The Department of Truth, Vol 1: The End of the World by James Tynion IV
My rating: 5 of 5 stars
This is the cleverest and most mind-blowing graphic novel I’ve read in a long time. Like the first “Matrix” film, it challenges one’s metaphysical certitude, making one question whether the world might – just might – work differently than we think. But, more importantly, it shines a light on one of the major problems of our age, and it does so in a smart way, recognizing a core conundrum – that there are no clear-cut right answers.
The sci-fi premise at the heart of this book is the idea that collective belief shapes reality, and, thus, conspiracy theories that gain enough of a following can manifest physical evidence of their truth. This is a fascinating concept, but – even without it – the book forces one to reflect upon what might be the single most important dilemma of our age. On the one hand, people would rather believe malarkey that confirms their worldview and ideology than truth that conflicts with it. On the other hand, if people don’t have the freedom to believe whatever they please, in what sense can they be said to be free?

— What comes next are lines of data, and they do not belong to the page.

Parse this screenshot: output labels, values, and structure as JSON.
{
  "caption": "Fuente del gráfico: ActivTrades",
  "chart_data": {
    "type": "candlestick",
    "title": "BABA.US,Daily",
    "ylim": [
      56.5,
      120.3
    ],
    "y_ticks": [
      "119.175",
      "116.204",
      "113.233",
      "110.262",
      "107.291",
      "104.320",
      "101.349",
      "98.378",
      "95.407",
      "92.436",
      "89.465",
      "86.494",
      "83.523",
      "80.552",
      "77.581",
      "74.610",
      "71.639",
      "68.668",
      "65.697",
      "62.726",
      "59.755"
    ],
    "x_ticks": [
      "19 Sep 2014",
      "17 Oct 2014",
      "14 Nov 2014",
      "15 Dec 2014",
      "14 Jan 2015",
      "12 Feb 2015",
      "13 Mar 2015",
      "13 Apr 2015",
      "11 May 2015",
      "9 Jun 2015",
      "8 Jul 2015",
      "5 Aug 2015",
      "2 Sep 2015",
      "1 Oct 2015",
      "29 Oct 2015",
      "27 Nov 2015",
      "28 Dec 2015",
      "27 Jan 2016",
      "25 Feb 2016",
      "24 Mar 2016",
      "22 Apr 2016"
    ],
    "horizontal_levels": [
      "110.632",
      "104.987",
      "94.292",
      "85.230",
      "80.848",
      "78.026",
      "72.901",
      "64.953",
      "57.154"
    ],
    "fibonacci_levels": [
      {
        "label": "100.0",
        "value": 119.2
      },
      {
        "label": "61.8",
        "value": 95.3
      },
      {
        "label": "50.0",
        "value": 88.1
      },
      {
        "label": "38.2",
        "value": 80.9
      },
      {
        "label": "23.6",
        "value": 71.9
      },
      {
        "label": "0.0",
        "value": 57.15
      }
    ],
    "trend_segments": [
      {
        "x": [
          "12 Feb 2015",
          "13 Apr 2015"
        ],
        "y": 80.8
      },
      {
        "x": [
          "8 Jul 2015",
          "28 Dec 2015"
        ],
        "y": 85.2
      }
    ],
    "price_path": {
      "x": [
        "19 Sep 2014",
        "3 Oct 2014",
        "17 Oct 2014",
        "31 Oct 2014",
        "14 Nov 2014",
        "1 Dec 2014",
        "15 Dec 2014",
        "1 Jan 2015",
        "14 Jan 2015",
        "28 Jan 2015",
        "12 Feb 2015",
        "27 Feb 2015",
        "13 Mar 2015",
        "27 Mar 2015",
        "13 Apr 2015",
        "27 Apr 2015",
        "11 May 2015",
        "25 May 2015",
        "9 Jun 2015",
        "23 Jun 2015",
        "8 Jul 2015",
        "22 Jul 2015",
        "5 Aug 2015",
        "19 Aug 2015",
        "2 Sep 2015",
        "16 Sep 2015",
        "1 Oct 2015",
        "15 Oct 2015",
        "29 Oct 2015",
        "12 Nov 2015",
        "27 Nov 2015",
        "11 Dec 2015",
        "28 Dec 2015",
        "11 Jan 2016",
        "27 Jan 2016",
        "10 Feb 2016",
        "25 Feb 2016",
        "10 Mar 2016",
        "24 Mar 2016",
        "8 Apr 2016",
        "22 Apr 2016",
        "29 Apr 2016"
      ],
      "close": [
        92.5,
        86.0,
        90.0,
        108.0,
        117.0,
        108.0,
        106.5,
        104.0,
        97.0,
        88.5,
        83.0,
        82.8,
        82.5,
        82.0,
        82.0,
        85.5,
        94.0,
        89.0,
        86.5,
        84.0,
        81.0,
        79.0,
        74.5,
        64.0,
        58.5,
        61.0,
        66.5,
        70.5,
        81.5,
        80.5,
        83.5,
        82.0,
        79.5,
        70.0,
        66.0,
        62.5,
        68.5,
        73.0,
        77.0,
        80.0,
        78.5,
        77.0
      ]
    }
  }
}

As I read, there were many examples from our present pandemic in which one could see this conflict in action. I saw an article in which a person who took one of the COVID vaccines but mentioned that he felt quite sick afterward was ostracized as an “anti-vaxxer.” While I’m pro-vaccine and took my shots, I’m disturbed by the idea that “off-message” statements are being so vitriolically (and, sometimes, deceptively) attacked. “Truth at any cost” will incur a terrifying cost, I’m afraid. And, therein, lies the point of this book, that the issue is complicated and it’s by no means clear who the good and bad guys are.
I’d highly recommend reading this book.